Sur le haut du cadre qui entoure le portrait de la femme de Jean van Eyck (Fig. XIV, Musée de Bruges), on lit : Conjux meus Iobes me complevit año 1439, 17 lunii ; et sur la bordure inférieure : Etas mea triginta triū anoru. Als ik kan. Ce portrait appartenait autrefois à la corporation des peintres et selliers et décorait la chapelle de cette gilde, bâtie en 1462 et devenue la chapelle des sœurs « ligouristes » dans la Noordzandstraet, à Bruges. L’effigie du maître lui-même, — perdue hélas ! — faisait pendant à celle de sa femme, laquelle fut retrouvée… au marché aux poissons de Bruges en 1808 ! Dans cette jeune femme de trente-trois ans, aux chairs blanches, délicatement rosées, aux cils blonds, aux imperceptibles sourcils d’or, — les blondes seules étaient belles aux yeux des Flamands d’autrefois, — on veut voir à tout prix une bourgeoise pincée, désagréable, monacale, laide, — et l’on plaint le maître. Mais comment ne point paraître un peu embéguinée sous cette coiffure que flanquent les truffauds cornus et rembourrés ? Les lèvres sont un peu minces, il est vrai, mais les traits sont fins, réguliers, distingués ; la main est exquise. Y a-t-il là de quoi gémir ? Et jamais Jean van Eyck ne peignit avec plus d’âme ; son pinceau a de merveilleuses caresses pour traduire l’épiderme transparent et frais, pour peindre l’ombre douce et tiède où baigne la jolie oreille ; et les sinuosités microscopiques de la ruche qui borde la coiffe blanche sont détaillées avec tant de finesse que jamais elles ne se confondent. Jean van Eyck arrivait au terme de sa carrière sans défaillance, sans la moindre diminution de son génie ; c’est avec orgueil, j’imagine, qu’il dédia ce merveilleux ex-voto à sa jeune compagne ; c’est avec une légitime fierté qu’il y pouvait inscrire sa devise. Als ik kan.

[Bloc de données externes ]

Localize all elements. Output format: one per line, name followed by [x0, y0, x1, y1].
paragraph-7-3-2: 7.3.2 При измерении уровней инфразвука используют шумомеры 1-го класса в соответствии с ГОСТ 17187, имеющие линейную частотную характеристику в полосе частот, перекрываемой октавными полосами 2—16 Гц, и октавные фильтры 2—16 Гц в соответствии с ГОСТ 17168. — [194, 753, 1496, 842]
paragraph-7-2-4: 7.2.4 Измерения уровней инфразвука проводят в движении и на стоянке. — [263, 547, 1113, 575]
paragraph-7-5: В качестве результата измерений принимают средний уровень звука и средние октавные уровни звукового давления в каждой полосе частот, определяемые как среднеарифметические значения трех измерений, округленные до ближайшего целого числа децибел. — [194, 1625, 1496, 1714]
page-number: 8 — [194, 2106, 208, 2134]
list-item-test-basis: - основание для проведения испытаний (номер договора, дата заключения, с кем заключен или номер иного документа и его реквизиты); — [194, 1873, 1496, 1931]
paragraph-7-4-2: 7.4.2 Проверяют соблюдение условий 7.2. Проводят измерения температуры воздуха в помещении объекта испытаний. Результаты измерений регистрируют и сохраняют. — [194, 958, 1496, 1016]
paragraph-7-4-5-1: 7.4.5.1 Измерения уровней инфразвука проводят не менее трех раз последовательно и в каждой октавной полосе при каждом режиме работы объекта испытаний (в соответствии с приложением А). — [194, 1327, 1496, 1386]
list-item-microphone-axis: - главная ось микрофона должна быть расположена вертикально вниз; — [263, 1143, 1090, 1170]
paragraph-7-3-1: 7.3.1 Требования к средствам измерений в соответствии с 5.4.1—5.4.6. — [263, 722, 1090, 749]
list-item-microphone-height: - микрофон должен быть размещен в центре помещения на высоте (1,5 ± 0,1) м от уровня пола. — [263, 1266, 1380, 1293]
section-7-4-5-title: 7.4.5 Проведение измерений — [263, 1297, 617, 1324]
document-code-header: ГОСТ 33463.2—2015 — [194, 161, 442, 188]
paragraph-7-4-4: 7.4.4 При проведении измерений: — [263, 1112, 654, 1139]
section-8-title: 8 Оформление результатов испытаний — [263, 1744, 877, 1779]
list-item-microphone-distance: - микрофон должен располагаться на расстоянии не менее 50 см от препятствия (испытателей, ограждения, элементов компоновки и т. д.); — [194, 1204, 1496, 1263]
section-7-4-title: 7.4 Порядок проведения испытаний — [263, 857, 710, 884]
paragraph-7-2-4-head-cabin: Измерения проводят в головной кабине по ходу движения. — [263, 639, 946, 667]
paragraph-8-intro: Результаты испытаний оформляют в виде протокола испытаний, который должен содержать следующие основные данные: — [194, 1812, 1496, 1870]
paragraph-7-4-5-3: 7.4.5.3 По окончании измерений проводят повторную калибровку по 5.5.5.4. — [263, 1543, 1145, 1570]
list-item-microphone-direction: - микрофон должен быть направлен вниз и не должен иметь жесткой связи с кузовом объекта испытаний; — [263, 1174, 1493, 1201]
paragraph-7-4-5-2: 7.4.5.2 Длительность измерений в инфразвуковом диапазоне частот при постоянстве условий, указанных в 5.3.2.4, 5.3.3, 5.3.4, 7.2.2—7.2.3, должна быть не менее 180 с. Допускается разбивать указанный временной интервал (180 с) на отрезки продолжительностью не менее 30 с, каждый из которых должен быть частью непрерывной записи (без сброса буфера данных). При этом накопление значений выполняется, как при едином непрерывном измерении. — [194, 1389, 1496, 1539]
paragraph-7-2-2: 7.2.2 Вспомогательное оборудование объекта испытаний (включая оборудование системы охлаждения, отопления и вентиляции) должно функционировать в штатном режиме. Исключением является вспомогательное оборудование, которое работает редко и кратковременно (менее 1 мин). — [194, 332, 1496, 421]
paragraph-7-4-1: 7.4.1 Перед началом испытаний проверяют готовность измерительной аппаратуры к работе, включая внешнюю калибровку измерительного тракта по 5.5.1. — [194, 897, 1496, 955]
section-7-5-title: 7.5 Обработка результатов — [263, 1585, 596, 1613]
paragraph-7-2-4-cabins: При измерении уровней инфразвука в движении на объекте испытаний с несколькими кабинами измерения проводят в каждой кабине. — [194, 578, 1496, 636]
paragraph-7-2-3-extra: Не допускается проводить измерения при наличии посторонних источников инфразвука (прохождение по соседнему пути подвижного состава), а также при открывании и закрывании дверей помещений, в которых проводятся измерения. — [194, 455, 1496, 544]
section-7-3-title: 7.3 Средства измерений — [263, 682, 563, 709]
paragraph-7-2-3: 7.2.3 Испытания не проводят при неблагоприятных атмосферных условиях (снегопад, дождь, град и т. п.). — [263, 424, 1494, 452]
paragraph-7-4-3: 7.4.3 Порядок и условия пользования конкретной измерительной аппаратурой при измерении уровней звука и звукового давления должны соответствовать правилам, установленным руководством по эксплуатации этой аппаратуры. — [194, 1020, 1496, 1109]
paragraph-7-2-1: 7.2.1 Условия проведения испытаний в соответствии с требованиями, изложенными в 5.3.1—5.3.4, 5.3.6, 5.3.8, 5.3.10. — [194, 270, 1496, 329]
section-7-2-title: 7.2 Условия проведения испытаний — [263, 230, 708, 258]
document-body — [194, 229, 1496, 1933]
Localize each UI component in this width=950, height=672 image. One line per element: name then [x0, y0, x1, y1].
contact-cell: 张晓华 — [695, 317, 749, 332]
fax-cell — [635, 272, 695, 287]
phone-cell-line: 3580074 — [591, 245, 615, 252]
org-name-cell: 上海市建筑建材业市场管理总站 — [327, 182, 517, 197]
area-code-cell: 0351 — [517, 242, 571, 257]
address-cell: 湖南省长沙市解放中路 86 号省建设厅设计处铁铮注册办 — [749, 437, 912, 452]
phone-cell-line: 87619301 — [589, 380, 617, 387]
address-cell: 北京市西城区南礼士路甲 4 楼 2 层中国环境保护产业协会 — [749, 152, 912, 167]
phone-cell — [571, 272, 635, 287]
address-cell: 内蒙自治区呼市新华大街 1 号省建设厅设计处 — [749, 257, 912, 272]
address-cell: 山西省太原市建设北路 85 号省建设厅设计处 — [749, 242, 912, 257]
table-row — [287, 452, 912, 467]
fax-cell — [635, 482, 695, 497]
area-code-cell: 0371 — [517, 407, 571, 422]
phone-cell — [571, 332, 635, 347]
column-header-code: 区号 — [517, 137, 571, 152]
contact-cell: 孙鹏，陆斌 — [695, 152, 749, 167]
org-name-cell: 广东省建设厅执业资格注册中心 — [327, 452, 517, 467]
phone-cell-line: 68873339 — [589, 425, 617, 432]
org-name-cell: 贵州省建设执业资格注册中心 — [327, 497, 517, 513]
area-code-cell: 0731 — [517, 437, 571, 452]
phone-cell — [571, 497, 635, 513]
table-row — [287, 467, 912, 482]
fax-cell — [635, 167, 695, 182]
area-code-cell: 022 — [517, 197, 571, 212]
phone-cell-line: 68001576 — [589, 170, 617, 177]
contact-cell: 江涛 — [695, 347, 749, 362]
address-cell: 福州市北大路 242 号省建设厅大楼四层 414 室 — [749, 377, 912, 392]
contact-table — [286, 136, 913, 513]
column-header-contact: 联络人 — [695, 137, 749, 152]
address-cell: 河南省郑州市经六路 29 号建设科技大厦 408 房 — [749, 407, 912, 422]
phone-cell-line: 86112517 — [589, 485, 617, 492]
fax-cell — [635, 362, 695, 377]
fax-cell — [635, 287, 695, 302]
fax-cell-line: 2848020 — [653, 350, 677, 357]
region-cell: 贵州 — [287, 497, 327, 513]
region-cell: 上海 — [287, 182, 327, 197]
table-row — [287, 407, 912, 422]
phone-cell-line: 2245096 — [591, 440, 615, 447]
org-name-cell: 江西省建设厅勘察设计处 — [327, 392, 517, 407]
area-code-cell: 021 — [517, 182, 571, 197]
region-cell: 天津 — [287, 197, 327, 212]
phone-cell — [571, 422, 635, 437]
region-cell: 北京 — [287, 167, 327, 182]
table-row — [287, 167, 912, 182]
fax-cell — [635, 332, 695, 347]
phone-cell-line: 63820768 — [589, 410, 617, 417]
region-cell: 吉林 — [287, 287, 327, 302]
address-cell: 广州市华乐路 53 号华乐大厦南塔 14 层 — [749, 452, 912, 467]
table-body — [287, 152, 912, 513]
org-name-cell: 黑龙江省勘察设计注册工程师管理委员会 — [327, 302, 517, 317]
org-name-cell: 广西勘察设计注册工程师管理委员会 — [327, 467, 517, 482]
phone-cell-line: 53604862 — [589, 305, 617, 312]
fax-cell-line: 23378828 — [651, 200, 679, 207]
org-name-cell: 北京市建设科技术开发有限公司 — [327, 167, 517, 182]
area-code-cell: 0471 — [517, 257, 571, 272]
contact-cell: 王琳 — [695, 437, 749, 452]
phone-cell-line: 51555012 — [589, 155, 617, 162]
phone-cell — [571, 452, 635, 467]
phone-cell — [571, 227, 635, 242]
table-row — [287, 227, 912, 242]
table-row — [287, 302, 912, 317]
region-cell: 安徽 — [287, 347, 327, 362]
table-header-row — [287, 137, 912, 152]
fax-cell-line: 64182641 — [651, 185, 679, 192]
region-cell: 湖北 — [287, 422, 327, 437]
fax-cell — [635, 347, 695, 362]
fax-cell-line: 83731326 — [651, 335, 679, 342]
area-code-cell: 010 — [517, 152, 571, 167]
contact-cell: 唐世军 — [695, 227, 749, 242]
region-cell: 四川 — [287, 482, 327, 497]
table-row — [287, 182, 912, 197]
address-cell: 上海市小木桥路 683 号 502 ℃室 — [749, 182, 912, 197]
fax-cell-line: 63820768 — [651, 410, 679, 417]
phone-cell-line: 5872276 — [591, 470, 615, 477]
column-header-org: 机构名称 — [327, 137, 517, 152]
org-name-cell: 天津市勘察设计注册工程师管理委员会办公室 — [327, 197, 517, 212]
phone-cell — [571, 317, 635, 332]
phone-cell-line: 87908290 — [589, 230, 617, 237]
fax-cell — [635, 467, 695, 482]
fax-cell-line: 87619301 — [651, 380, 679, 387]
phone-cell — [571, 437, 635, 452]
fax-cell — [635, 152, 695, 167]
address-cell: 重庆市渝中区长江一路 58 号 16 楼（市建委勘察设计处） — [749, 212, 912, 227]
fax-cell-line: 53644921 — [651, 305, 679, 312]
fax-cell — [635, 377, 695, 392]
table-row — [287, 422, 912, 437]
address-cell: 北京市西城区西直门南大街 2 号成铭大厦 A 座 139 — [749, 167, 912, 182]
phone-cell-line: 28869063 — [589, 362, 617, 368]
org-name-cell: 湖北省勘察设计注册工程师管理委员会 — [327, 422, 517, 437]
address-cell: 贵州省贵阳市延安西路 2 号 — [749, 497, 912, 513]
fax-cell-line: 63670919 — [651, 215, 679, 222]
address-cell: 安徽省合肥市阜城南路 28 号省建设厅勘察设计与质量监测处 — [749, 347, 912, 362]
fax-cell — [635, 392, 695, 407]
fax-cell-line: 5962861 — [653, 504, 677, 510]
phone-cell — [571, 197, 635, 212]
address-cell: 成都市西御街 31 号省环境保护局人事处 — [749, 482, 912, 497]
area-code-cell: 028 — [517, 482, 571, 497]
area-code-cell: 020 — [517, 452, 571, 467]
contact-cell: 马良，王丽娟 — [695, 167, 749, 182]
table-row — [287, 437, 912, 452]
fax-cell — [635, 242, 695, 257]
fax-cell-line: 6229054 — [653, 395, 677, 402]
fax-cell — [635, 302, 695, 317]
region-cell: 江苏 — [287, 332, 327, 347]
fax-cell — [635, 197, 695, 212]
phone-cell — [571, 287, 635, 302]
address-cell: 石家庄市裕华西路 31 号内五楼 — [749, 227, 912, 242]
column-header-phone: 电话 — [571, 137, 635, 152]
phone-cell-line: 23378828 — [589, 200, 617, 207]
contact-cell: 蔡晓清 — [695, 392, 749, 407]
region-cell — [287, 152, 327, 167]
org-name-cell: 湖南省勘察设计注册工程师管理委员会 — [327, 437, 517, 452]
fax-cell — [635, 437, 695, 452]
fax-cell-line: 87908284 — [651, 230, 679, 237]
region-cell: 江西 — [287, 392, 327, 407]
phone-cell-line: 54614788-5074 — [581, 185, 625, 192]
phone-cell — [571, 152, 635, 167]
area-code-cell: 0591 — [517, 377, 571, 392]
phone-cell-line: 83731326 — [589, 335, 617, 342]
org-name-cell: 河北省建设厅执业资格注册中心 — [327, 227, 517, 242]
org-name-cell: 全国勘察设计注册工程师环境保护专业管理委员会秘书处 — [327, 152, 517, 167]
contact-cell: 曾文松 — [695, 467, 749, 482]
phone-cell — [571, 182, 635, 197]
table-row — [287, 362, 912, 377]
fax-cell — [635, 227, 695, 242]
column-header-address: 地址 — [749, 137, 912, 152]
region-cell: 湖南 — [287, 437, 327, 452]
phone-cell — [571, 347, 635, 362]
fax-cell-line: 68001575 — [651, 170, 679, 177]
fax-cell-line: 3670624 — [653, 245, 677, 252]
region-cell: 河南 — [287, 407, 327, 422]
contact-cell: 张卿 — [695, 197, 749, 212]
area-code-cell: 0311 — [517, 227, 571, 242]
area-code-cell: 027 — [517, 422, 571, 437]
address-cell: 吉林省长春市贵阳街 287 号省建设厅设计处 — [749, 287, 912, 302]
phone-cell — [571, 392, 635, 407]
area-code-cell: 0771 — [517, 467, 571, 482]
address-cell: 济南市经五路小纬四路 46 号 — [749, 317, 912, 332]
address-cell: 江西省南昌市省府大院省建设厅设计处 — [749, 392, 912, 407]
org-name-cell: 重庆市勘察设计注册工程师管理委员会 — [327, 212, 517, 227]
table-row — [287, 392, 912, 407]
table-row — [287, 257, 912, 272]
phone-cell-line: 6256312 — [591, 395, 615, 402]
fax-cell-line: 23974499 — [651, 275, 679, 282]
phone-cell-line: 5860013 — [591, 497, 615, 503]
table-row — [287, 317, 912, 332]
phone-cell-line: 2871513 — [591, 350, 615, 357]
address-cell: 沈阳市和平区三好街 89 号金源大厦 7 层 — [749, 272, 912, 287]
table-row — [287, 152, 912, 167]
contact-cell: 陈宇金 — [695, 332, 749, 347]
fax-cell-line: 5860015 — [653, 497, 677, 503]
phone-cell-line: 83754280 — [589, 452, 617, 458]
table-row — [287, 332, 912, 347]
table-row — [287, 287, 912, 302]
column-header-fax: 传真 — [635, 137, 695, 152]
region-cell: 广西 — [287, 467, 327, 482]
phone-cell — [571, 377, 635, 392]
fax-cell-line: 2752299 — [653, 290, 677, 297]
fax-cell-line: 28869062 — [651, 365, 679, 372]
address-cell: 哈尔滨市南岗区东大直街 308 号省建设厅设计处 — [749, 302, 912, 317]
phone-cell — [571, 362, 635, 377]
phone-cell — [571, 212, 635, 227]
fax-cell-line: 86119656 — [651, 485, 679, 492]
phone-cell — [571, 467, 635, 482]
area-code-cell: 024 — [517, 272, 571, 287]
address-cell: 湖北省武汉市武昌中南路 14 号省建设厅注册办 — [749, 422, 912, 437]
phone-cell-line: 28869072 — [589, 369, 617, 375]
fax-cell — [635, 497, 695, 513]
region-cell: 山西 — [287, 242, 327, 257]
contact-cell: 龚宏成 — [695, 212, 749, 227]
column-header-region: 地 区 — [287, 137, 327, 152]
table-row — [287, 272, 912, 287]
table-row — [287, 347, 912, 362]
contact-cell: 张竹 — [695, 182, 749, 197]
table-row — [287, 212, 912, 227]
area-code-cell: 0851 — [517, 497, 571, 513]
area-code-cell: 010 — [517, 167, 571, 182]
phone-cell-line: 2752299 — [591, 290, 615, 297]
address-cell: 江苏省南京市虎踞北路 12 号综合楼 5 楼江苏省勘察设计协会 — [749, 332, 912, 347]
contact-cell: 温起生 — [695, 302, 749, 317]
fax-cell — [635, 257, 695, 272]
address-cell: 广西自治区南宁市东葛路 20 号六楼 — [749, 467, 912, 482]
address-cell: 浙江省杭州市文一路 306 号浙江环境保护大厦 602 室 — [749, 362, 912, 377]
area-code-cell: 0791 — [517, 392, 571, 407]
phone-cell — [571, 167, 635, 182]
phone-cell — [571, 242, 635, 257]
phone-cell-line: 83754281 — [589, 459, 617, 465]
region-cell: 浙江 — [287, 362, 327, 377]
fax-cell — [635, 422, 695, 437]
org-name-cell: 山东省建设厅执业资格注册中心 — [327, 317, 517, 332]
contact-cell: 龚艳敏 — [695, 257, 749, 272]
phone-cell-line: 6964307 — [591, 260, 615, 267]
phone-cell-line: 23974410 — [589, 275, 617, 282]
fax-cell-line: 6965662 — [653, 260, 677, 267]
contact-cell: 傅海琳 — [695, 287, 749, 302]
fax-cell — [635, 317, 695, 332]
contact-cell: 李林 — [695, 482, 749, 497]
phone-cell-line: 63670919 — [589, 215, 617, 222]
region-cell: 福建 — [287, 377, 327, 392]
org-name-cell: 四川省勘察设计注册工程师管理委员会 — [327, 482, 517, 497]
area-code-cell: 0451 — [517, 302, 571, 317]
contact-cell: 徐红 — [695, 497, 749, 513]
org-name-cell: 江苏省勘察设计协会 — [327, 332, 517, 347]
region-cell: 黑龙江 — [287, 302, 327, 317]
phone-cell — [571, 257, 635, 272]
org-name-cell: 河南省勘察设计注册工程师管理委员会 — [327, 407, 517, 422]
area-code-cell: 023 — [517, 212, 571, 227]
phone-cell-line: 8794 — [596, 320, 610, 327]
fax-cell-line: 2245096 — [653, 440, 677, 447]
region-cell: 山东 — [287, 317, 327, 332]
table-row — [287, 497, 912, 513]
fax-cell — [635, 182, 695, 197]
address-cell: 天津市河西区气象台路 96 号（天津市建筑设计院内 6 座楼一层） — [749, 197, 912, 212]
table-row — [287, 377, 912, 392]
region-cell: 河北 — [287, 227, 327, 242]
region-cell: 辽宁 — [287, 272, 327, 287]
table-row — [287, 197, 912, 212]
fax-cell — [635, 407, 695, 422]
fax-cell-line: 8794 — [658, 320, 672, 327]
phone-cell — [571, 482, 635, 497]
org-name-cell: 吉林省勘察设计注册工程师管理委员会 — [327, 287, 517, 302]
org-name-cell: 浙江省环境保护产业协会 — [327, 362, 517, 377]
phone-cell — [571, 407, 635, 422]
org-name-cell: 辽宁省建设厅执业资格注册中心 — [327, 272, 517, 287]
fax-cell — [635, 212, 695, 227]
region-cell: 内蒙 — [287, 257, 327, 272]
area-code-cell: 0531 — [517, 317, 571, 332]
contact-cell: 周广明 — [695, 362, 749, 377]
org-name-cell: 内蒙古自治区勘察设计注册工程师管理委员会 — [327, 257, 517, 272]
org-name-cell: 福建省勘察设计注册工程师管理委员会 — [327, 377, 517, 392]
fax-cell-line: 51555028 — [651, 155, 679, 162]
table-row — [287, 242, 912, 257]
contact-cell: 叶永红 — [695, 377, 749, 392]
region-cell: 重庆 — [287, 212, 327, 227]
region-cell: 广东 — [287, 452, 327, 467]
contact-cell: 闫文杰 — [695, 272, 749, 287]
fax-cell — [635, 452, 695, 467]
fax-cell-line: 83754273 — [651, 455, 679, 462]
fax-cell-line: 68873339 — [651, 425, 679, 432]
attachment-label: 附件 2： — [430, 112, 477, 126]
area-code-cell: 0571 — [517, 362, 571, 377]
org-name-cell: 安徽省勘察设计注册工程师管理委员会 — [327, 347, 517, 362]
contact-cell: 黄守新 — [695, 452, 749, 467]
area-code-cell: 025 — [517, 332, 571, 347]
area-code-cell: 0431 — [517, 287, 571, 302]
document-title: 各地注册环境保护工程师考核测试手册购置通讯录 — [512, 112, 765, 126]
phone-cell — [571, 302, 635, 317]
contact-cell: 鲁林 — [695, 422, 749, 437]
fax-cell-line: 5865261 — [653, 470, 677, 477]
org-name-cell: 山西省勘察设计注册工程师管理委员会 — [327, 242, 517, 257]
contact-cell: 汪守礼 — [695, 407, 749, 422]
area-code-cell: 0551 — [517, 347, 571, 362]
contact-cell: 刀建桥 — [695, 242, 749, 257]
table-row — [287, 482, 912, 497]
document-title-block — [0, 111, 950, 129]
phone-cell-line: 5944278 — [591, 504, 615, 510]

On ne saurait passer sous silence la Vierge (Fig. XV, Collection Hellepulle) adorée par l’abbé van Maelbeke, prévôt de Saint-Martin d’Ypres. C’est une œuvre que Jean van Eyck a laissée à l’état d’ébauche, mais qu’on a complètement remaniée au XVIIe siècle. La critique allemande la tient pour une supercherie du XIXe siècle ; la critique allemande a tort. L’authenticité du tableau est hors de doute, et peu de peintures de cette époque ont pour se défendre un dossier si complet et si convaincant ; deux documents du XVe siècle mentionnent l’œuvre et, notamment, une note de 1445 du mémorial de la communauté des frères gris d’Ypres. Puis van Mander, van Waernewyck, Guichardin en parlent et la décrivent. Enfin il en existe deux copies anciennes à Ypres même, l’une à l’église Saint-Martin, l’autre au Musée. Van Mander en a dit : « Il semble que ce fut une œuvre plus divine qu’humaine. » Mais hélas ! Des barbouilleurs l’ont refaite impitoyablement. L’abbé Nicolas van Maelbeke est effrontément défiguré ; on lui a peint une tête rougeaude de tireur à l’arc. Aucun vestige ne subsiste du pinceau de Jean, ni dans la Vierge, ni dans les volets, ni dans les grisailles de l’extérieur ; repeinte au XVIIe siècle et une ou deux fois au XIXe, l’œuvre est tuée ; seules la conception de l’ensemble et aussi quelques particularités du paysage dénoncent l’origine de la merveille souillée.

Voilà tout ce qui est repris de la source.